Keputusan Pemerintah, sebagai pihak yang secara konstitusional dipercaya mengelola negara dan mengurusi rakyat, soal timnas adalah keputusan Negara yang mengikat.
Sebenarnya keputusan menolak juga menerima timnas Israel dalam turnamen Piala Dunia yang semula direncanakan penyelanggarannya di Indonesia tak perlu didasarkah pada sikap Dubes Palestina, karena
1. Dubes Palesina untuk Indonesia berasal dari Pemerintah otonom yang dipegang oleh faksi pro kompromi Fatah di Tepi Barat yang secara objektif tidak merepresentasi mayoritas bangsa Palestina, terutama di Gaza yang dikuasai oleh Hamas;
2. Menentang rezim Israel dan mendukung kemerdekaan Palestina bukanlah persoalan Palestina secara spesifik dan eksklusif karena isu sentralnya adalah menentang penjajahan dan semangat menghapusnya di dunia oleh siapapun terhadap siapapun di manapun.

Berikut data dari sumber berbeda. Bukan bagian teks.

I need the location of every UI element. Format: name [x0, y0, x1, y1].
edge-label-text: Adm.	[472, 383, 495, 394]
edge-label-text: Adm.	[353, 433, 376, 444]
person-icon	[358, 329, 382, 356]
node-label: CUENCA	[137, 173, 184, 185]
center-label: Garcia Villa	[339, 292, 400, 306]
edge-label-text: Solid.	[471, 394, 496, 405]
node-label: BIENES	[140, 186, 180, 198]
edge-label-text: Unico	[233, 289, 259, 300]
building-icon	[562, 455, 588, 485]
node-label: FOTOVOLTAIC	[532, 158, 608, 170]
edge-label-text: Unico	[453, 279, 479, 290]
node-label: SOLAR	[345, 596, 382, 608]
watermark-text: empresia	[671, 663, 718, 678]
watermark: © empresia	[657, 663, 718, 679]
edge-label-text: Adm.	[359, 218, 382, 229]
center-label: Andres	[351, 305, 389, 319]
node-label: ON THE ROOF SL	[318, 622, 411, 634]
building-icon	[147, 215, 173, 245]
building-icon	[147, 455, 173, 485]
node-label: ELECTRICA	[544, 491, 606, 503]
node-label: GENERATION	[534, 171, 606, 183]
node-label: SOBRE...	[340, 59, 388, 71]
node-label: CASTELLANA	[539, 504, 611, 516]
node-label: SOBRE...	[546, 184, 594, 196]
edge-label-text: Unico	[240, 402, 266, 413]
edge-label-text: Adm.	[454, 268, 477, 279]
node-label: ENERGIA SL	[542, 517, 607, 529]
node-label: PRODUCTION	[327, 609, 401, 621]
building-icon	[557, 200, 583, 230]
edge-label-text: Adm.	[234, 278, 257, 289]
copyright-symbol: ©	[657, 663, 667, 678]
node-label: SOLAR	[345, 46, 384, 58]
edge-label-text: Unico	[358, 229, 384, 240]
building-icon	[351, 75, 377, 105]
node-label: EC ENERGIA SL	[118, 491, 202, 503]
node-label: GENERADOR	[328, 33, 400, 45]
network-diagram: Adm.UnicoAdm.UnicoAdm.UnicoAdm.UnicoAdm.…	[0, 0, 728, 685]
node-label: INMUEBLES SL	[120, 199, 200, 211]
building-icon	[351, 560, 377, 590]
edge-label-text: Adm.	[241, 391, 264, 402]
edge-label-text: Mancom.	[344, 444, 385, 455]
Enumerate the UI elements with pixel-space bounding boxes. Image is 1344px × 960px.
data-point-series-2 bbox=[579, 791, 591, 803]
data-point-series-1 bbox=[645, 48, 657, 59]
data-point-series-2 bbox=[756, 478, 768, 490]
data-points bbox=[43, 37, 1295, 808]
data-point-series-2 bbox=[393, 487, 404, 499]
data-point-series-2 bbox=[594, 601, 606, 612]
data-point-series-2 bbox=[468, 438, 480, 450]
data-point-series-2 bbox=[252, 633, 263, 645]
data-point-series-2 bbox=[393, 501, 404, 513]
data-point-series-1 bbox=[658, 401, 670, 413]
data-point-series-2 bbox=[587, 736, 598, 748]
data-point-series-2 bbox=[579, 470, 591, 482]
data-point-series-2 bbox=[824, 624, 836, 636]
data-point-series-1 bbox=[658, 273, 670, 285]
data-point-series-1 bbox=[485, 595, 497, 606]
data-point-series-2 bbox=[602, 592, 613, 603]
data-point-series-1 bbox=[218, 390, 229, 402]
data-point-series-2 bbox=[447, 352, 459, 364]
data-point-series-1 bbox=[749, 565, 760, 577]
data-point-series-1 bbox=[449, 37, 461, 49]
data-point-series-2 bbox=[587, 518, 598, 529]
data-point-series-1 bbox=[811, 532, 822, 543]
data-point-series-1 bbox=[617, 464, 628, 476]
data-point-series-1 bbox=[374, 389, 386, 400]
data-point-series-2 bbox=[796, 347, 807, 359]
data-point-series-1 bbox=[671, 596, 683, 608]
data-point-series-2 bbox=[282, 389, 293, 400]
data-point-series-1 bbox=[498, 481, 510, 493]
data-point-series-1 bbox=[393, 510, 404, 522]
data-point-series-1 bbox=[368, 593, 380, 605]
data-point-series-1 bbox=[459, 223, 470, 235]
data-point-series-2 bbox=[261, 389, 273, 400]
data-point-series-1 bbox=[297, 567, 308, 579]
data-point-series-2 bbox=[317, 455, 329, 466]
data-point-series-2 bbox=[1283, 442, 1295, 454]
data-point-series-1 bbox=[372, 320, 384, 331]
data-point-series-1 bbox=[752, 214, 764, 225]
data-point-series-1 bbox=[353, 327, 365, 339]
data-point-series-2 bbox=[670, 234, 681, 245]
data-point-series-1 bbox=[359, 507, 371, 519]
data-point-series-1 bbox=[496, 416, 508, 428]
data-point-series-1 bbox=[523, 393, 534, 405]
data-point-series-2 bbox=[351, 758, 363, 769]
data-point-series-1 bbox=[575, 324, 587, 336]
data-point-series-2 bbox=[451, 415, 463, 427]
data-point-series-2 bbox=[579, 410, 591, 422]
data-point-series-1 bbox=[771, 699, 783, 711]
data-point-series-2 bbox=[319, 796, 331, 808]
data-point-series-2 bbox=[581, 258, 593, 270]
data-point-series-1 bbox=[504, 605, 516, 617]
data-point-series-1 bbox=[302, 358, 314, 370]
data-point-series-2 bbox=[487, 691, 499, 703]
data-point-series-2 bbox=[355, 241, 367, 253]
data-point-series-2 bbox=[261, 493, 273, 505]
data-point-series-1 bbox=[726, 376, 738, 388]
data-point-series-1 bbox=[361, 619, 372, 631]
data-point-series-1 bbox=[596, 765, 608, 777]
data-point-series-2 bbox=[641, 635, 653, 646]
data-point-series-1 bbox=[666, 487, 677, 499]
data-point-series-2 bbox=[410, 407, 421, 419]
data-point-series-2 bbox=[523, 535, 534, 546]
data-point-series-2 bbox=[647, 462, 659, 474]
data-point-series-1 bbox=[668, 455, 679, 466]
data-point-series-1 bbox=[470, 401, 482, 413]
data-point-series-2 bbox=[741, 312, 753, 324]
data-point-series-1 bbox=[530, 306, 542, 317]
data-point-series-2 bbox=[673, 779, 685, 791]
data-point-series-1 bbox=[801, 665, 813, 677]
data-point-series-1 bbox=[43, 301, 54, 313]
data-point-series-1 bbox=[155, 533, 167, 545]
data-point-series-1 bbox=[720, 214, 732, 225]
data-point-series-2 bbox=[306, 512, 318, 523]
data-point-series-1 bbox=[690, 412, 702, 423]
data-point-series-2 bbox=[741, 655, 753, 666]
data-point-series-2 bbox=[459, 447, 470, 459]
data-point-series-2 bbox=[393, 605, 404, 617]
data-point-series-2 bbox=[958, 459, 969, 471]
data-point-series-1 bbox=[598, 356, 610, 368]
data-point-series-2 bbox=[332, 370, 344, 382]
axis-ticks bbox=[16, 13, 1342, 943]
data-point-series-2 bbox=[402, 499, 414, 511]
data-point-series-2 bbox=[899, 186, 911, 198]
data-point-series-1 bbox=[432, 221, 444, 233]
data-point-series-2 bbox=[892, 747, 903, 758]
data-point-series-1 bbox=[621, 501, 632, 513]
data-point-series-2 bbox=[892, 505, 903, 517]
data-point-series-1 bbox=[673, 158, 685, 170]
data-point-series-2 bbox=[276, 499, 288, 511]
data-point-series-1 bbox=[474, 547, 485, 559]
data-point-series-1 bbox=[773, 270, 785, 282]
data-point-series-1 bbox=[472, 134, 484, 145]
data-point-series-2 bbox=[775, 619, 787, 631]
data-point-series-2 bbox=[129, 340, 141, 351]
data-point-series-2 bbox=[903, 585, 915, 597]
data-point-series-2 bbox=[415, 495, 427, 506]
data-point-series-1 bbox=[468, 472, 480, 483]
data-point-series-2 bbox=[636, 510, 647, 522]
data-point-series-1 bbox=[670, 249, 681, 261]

Suatu saat bila Palestina merdeka sebagai sebuah bangsa dan negara lalu menjajah negeri lain, maka ia harus ditentang, tanpa membedakan agama yang dianut oleh mayoritas penduduknya
Terlepas dari keputusan itu tak menjangkau pikiran yang tersimpan dalam benak dan tak mengubah ilegalitas rezim Istael yang telah ditetapkan oleh banyak elemen bangsa berdasarkan interpretasi logis atas sila kedua Pancasila.
Pernyataan bahwa sepakbola tak boleh dicampur dengan politik bisa diterima. Penjajahan bukan masalah politik juga bukan masalah agama. Ini adalah masalah kemanusiaan.
Turnamen sepakbola dunia adalah momen simbolik bagi setiap bangsa melalui timnasnya untuk mengekspresikan nasionalisme. Karena membawa nama negara, setiap pemainnya adalah duta ideologis negara. Ini bukan hanya soal olahraga, tapi soal eksistensi bangsa dan negara. Timnas Israek pun punya tendensi itu.
Ini juga bukan cuma soal bola atau olahraga tapi soal “timnas”. Timnas adalah akronim tim nasional. Nasional adalah kata ejektif dari nation yang berarti bangsa. Bangsa adalah masyarakat yang diikat oleh sebuah konstitusi dan negara. Negara adalah institusi pemerintahan yang berlaku di atas sebuah wilayah tanah. Jadi, bukan cuma soal ngejar dan menendang bola. Ini masalah nasionalisme.
Sekadar ikut turnanen karena menang lelang sebagai tuan rumah tak menjamin peningkatan kualitas persepakbolaan di Tanah Air. Solusi realistis adalah rekrutmen profesional yang berasas keunggulan talenta dan skill, bukan nepotisme dan mengupgrade mental profesional dan spirit bela negara para kandidat pemain, bukan naturalisasi semata,
Batal jadi tuan rumah memang sesuatu yang disayangkan. Semoga ada solusi terbaik. Apapun yang terjadi, amanat konstitusi lebih utama.